All veterans, veteran organizations, and members of the public are cordially invited to the annual Community Veterans Day program in Marshall and Harrison County, Texas which will take place on Monday, November 11, 2024 at 11:00am in Memorial City Hall on the Courthouse Square in downtown Marshall (110 East Houston Street).

The program will include speakers and musical tributes to honor the brave service and sacrifice of all veterans. 

Steven Flohr, Brigadier General, U.S. Army (Ret.) will serve as Keynote Speaker. Brigadier General Flohr was the 23rd Commander of the White Sands Missile Range, which is the largest military installation in the United States. Prior to this assignment, BG Flohr served as Deputy

Commander of the United States Army Space and Missile Defense Command.

Donald Hocutt, Captain, U.S. Navy (Ret.), who currently serves as Harrison County Veterans Service Officer, will provide an update from the Veterans Service Office.

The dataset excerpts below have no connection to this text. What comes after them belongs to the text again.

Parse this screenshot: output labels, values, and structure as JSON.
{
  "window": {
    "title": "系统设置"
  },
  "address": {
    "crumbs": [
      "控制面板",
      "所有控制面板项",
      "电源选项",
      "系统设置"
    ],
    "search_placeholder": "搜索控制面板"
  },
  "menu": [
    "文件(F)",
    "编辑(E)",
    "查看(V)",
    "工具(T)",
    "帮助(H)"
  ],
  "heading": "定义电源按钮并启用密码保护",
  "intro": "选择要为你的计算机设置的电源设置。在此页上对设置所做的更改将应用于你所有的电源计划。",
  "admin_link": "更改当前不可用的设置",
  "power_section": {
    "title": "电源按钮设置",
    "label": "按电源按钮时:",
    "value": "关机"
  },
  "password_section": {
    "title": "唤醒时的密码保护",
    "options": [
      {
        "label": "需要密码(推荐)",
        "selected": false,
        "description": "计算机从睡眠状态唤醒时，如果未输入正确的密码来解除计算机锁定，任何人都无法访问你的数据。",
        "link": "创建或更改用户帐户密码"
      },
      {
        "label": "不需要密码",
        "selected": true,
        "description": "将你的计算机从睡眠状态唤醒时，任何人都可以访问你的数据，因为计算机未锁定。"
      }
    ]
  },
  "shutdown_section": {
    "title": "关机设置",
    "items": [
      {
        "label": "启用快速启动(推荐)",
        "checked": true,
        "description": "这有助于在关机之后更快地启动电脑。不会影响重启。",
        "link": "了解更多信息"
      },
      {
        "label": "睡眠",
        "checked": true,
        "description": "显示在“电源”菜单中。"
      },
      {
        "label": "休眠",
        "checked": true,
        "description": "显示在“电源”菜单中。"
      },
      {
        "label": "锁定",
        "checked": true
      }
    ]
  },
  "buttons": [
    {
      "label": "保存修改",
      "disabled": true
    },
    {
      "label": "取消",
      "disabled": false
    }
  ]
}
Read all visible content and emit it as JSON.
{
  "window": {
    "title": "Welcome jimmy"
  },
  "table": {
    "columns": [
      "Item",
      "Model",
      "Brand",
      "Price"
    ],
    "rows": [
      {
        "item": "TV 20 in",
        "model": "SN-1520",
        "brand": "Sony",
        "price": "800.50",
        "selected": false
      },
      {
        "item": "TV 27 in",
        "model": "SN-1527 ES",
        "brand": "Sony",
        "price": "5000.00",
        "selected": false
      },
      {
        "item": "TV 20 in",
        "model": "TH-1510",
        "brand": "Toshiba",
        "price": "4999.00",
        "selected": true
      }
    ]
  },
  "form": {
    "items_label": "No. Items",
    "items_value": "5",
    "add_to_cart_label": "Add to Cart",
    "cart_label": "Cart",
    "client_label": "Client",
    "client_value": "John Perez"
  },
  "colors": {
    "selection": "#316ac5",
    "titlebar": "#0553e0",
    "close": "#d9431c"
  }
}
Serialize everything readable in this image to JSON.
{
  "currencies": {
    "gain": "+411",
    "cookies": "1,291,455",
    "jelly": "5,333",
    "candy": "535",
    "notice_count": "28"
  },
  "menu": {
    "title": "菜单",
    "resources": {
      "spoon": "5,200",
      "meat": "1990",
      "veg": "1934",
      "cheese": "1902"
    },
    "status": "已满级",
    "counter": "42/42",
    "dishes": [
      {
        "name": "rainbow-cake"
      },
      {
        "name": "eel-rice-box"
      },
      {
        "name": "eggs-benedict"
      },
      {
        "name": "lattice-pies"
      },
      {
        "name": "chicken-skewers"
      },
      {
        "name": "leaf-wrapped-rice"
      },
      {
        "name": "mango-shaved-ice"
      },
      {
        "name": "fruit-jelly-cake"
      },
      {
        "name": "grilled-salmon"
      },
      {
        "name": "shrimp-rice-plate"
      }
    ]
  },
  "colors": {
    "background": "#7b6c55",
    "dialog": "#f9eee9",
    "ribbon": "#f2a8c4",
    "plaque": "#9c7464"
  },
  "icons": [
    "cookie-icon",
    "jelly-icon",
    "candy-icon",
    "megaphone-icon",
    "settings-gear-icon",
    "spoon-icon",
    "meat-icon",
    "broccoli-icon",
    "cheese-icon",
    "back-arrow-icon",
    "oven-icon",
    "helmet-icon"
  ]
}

The Hallsville High School Band, under the direction of Band Director Sherri Morgan, will also play for the program the traditional musical tribute to the military service branches, “Salute to America’s Finest,” along with Our National Anthem and other patriotic music.

Plus, Angela Fitzpatrick, Superintendent of Karnack Independent School District (KISD), and students from the KISD Elegant Queens and Elite Kings, including McKenna Carroll, Cambrea Davidson, Addisyn Valeria, Trayvion Bedgood, Francisco Fuentes, and Denver Warren, will make a special “thank you” presentation to local veterans in attendance.

Also, Tina McGuffin, Executive Director of the Harrison County Historical Museum, along with the HCHM Board and Staff invite all Veterans, Veteran families, active duty Military, and community members to visit the museum’s outstanding permanent exhibition "Service and Sacrifice:  Harrison County at War" located in Memorial City Hall on Monday, from 10am to

4pm.

The permanent exhibition includes historical artifacts, photographs, vintage footage, and other materials from the museum’s military collection which tell the story of how war has impacted our

Marshall and Harrison County community and relates stories about those in Harrison County who have served.

Christina Anderson, chairman of the Annual Veterans Day Committee, shared: “We hope veterans and community members can join us for this special Veterans Day program at Memorial City Hall, so that we, as a community, can convey how profoundly grateful we are to all Veterans, throughout the generations, for their brave service and sacrifice in keeping our beloved nation safe. We honor our Veterans, not just on Veterans Day but every day.”

Those coordinating the event wish to thank the City of Marshall for providing the venue for this year’s program. They also wish to thank The Cammack Family Sullivan Funeral Home in Marshall for the printing of the printed program.

Also, on Veterans Day, Monday, November 11, Golden Corral and the Disabled American Veterans (DAV), invite all current U.S. service members, retired military, and veterans to join them for a Free “Thank You” Buffet and Beverage from 4:00pm-Closing for “Military Appreciation Night.”